Tracing the Theological Core of a Movement

Editor's Note: This article is part of the symposium, "What Is Progressive Christianity?" presented by the newly launched Patheos Progressive Christian Portal and in partnership with the Wild Goose Festival (June 23-26). Like us on Facebook to receive today's best commentary on Progressive Christianity.

Every so often, there's a family squabble among Progressive Christians. Over the past month, the tempest has been between the Rev. Jim Wallis and his magazine, Sojourners, and the Believe Out Loud campaign urging Christians to acknowledge publicly their support for LGBT rights.

To date, The Progressive Christianity (the online magazine I edit) has stayed out of the debate, but this week two columns appeared that we found appropriate to reprint. One is by a regular contributor, the Rev. Jim Burklo, associate dean of religious affairs at the University of Southern California, who pleads with Jim Wallis to reconsider his public stance. The other column was written by the Rev. Frederick W. Schmidt, an Episcopal priest and columnist at Patheos. It's of the latter column that I now write.

Disclosure: I know Dr. Schmidt and respect his work; several of his books sit on my shelf. In addition, I'm currently enrolled in a spiritual direction program that he leads at Perkins School of Theology. Consequently, what follows may seem foolhardy, if not downright suicidal academically, but it's offered in a spirit of healthy theological debate.

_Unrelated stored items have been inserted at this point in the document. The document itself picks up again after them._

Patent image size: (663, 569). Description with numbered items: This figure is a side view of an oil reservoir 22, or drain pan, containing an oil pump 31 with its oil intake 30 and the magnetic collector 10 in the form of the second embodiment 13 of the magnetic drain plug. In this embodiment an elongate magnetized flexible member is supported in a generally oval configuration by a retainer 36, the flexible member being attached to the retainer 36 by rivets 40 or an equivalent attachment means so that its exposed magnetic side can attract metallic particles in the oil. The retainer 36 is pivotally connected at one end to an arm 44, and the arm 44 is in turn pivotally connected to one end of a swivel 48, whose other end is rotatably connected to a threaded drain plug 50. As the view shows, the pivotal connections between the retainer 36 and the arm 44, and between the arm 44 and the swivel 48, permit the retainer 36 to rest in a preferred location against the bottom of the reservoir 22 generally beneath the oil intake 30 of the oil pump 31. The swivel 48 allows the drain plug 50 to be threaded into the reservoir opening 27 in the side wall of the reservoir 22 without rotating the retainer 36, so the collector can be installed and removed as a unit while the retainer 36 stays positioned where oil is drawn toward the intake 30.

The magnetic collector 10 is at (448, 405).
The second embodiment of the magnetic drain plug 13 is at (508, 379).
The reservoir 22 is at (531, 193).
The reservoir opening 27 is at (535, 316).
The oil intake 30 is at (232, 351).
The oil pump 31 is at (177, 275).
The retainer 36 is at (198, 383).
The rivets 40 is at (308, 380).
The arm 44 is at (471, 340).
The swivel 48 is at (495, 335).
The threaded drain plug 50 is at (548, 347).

Questioning Theological Validity

In his column, Schmidt questions Progressive Christianity's validity as a faith movement. He argues that responses to the Believe Out Loud dispute show that the movement has no theological core and therefore does not qualify as religious. As TPC editor, I chose to reprint such a highly provocative column because I think he raises the kind of uncomfortable questions that all Christian movements should ask themselves from time to time.

Nonetheless, with some trepidation, I now must say that I find Schmidt's thesis—that Progressive Christianity has no expressed theological core—flawed. Here's why.

Today's Progressive Christianity has many stars: Marcus Borg, John Dominic Crossan, Diana Butler Bass, and Brian McLaren, to name but a few. Each of them comes at progressive Christian theology from different, but often converging, perspectives. Over the past decade, McLaren and writing partners Borg and Crossan have been particularly adept in the areas of Schmidt's critique, especially the nature of God and the reign of God.

Yet even with the exciting work of these contemporary thinkers, I contend that Progressive Christianity's theological foundation rests on the work of two often-unsung giants: James Rowe Adams and Delwin Brown. To learn about these two men is to discover how Progressive Christian theology has developed over the past quarter of a century.

Jim Adams, who lives in Cambridge, Massachusetts, founded The Center for Progressive Christianity in 1994 while rector at St. Mark's Church on Capitol Hill in Washington, D.C. He's credited with coining the term "progressive Christianity" and with devising eight points that define the work of the center. Adams' original goal, "to keep churches from drying up and blowing away," has evolved through the past twenty-five years to include developing both adult and children's Christian curriculum that focuses on building relevant, effective, and inclusive faith. As expressed in the recent second edition of his book, So You Think You're Not Religious? (2010, Saint Johann Press), Adams' basic definition of "God" is not an all-powerful being "out there," but the experience of living in a community in which individuals struggle together to find meaning in life.